Sejak SD (atau SMP?) pun saya juga sudah tahu bahwa ‘secara teori’, cahaya yang jatuh di atas permukaan cermin datar yang miring 45* akan dipantulkan dengan sudut sebesar tegak lurus 90*. Artinya, bayangan benda yang ditangkap oleh cermin datar yang di atas, dipantulkan 90* ke cermin datar di bagian bawah. Mata kita, yang melongok ke cermin datar di bagian bawah, sebetulnya menerima bayangan benda yang dipantulkan cahaya sebesar 45* dari cermin datar yang bawah kepada mata. Aih, rumit sekali.

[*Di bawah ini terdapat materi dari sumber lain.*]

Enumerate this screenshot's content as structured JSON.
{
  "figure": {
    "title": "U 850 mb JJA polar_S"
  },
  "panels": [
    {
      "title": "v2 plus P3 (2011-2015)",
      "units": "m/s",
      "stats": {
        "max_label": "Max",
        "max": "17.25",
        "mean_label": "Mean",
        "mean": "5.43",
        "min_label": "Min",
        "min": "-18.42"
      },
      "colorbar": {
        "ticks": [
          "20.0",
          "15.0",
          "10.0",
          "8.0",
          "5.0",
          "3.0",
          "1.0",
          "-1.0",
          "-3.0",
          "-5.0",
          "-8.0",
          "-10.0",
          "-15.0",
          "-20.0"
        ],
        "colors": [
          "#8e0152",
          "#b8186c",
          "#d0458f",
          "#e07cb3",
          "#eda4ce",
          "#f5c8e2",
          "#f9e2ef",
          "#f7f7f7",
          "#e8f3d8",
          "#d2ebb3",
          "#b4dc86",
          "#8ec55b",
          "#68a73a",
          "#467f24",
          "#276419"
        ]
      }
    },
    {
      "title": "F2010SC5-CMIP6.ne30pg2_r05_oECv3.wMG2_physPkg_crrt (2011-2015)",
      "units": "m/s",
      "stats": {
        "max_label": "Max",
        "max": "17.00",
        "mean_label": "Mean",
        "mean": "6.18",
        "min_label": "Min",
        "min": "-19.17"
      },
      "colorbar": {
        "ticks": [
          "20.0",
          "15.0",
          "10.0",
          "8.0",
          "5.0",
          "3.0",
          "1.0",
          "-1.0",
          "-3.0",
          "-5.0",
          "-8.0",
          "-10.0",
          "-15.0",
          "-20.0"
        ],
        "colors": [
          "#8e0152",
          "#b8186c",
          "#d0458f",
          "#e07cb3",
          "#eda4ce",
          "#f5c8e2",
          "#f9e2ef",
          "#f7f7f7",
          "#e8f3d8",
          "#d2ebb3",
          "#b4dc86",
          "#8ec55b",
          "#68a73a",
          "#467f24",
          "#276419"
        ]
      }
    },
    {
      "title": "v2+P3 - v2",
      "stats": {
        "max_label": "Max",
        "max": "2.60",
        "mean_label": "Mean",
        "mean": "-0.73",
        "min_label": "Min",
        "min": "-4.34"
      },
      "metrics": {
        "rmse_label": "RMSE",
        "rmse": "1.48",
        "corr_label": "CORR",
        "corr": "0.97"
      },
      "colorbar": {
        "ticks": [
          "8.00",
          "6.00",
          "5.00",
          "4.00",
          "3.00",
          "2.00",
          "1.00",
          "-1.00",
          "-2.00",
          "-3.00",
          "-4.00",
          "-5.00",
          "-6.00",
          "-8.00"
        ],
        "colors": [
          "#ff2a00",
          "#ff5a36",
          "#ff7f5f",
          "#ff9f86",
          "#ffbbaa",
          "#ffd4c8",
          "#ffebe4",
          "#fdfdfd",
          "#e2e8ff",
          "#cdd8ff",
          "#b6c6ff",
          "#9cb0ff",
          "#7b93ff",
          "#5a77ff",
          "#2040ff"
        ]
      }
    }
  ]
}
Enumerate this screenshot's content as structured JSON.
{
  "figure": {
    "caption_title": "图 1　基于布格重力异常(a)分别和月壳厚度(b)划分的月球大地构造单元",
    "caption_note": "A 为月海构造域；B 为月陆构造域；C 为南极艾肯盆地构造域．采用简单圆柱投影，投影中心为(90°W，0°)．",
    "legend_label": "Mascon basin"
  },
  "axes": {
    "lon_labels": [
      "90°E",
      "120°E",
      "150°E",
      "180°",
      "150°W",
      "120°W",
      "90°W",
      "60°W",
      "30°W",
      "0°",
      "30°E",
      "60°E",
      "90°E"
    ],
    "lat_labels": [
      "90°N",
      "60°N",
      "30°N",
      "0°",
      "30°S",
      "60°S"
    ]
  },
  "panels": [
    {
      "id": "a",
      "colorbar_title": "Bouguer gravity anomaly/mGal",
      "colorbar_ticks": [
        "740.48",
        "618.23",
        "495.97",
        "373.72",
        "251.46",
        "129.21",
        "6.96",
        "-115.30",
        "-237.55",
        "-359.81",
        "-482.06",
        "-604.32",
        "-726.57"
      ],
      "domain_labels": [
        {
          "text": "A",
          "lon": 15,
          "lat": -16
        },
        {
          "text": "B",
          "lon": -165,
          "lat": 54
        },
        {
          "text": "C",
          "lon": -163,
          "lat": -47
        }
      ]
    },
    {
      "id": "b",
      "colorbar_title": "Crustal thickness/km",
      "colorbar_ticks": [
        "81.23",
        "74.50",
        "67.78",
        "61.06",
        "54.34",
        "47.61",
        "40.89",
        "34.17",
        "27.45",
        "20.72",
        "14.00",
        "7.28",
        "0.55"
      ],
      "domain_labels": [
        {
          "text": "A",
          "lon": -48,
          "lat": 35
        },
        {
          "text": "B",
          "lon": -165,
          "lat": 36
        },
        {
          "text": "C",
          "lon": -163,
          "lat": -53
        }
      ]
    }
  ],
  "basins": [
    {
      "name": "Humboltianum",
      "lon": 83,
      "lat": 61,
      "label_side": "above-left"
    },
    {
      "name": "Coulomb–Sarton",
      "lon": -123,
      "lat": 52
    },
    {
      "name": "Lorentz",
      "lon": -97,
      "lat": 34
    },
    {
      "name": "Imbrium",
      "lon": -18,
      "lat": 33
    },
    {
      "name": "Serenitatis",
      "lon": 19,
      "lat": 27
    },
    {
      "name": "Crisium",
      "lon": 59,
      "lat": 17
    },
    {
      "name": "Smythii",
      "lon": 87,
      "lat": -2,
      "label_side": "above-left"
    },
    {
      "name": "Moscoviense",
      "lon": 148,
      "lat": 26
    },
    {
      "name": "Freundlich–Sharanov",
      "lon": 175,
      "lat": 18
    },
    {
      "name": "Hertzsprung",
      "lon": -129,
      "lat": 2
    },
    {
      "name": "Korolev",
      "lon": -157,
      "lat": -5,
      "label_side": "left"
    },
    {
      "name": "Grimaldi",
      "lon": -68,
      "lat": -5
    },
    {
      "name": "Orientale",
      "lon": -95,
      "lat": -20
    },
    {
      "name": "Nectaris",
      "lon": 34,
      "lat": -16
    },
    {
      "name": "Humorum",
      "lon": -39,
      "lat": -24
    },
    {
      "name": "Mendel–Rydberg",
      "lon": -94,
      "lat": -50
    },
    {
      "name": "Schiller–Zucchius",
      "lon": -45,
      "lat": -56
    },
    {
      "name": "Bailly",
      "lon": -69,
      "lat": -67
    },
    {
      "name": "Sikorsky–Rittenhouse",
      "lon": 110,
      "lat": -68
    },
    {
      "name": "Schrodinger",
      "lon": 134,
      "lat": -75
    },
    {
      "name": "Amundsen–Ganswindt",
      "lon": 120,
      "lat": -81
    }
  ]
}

Pokoknya saya sudah tahu sejak dulu kalau teorinya itu begitu. Tetapi, terus terang saja, kalau hanya melihat bagan/gambar, saya sebetulnya nggak yakin bener bahwa teori itu betul. Soalnya, kedua cermin terpasang miring. Tapi, ulangan dan ujian fisika khan selalu dalam bentuk TEORI. Jadi ya tinggal dihafalkan, mana jawaban ‘yang menurut pendapat umum diterima sebagai kebenaran’. Yang penting lulus. 😀

Memegang dan melihat sendiri cara kerja periskop yang dibawa pulang D1, membuat saya SEKARANG jadi yakin bahwa teori fisika tentang cara kerja cahaya dan cermin, adalah benar. Karena itu praktik dan praktikum sebetulnya menjadi hal yang wajib dalam pelajaran sains.

Sayangnya, sepanjang saya belajar IPA dan fisika; guru fisika saya sangat jarang, bahkan hampir tidak pernah mengadakan praktikum. Saya baru betul-betul praktikum fisika, ketika sudah kuliah di kedokteran tingkat pertama. Praktikumnya langsung di lab fisika.

Memang, keyakinan jauh lebih kuat ketika kita mengindera sendiri sebuah fakta secara langsung; baik dengan melihat, mendengar, membaui, mengecap, dan/atau meraba. Jadi, kalau sekarang kaum muslimin itu teramat sangat sulit untuk yakin bahwa peradaban Islam itu pernah menjadi mercusuar dunia, bahwa daulah khilafah itu pernah eksis, bahwa Khilafah pernah menjadi negara superpower yang disegani di planet bumi, ya itu wajar saja. Lha wong kita itu sekarang sudah nggak mengindera secara langsung semua fakta tersebut. Kaum muslimin zaman now ya cuma mengetahui fakta sejarah kegemilangan peradaban Islam itu dari ‘mendengarkan yang disampaikan oleh seseorang’, atau hasil dari ‘membaca tulisan karya seseorang’, bukan mengindera langsung, bukan mengalami sendiri. Tentu saja keyakinan tidak akan sekokoh generasi Islam yang menyaksikan dengan mata kepala mereka sendiri bagaimana hidup di bawah naungan sistem pemerintahan Islam.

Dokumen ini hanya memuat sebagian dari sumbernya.